Just as you would expect, these are pages that come at the end of the contract. Each appendix or schedule will appear as a separate page and will be headed up (for example) 'Appendix A' or 'Schedule 1'. 

There is no limit to the number of appendices that can be used; it turns entirely on the nature of the arrangement between you and your counterparty. 

The function of appendices/schedules is to expand on and clarify certain parts of the main contract. They don’t alter the original document and are entered into at the same time as that document is signed. 

They tend to cover technical or statistical matters. For example, you could expect to see the agreed formula for the calculation of the pricing of an order in an appendix, as well as operational contact details or a template order and sales form. 

As you can imagine, the negotiation of appendices can take as long as the main contract. Often, any such delay is due to the time it takes to collect the relevant data.  

But agreeing - for example - the template of the order and sales form to be used which will be used for each sale is crucial to the success of the relationship, so even though this will appear as an appendix, these negotiations needs to be taken very seriously. 

Why use an appendix or schedule? 

A primary reason for using appendices is to separate out the main contract and its purely legal provisions from the results of the technical and commercial negotiations.  

For example, a Master Services Agreement for the provision of cleaning services will typically have all the legal provisions within the body of the main contract and the technical and transaction-specific detail in appendices. Contact details and lists of subsidiaries and national requirements can appear in appendices - they make large contracts more manageable. 

Contract addenda and addendum

What is an addendum?  

Unlike an appendix, an addendum operates to 'add to', to change or cancel certain portions of a contract after it has been signed. 

When to use addendum? 

  • Something may have come up that didn’t apply when the main contract was negotiated - for example, the effect of Brexit on the need for 'plant passports' and the implications of the additional paperwork for previously-agreed delivery deadlines. 
  • Both sides agree that their arrangement needs to change. 
  • An addendum is signed to give effect to those changes. 
  • It operates as a stand-alone document and needs to be signed by all parties before the change can take effect. An example of an addendum might be a side letter which cross-refers to the main contract, sets out the agreed changes and is signed by all parties. 

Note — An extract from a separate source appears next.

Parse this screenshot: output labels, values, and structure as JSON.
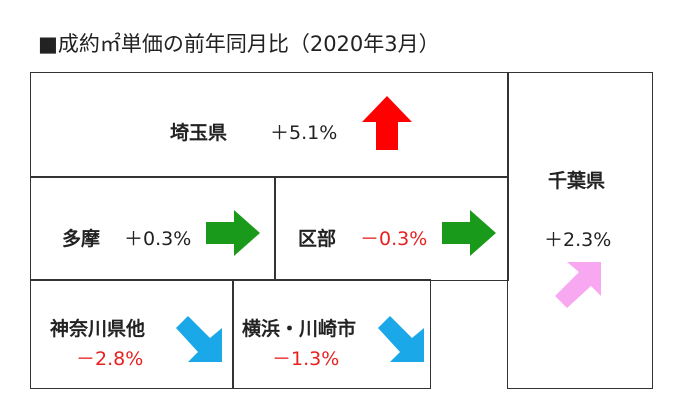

How to monitor appendices/schedules?

You need to check that appendices are cross-referred to in the main contract and that those references are correct (e.g. 'Appendix A Pricing' actually does set out the pricing formula!). 

As with any arrangement, the activity between the parties reveals the effectiveness of the negotiations. In another example, if data set out in an appendix is likely to need updating in due course, the process of doing so needs to be discussed at the time that the original document is being negotiated. 

However, if it appears that the process set out in an appendix is not being followed (eg. the use of a different order form to that agreed on) that is a matter for prompt discussion and the execution of an addendum, if necessary.  

If conflicts arise between the original contract and the appendices? 

They shouldn’t!  In an ideal world, every possible variation is anticipated in the contract before it is signed… But if a conflict does arise, and the parties agree, the main contract would need to be amended.  

There could be a conflict, for example, between the definition of 'business day' in the industry-standard Master Services Agreement which was originally signed and the reality of the arrangement between the parties, which emerges only after some months.  

A properly-executed addendum will be used to give both legitimacy to what actually happens and to bind that process into the Master Services Agreement.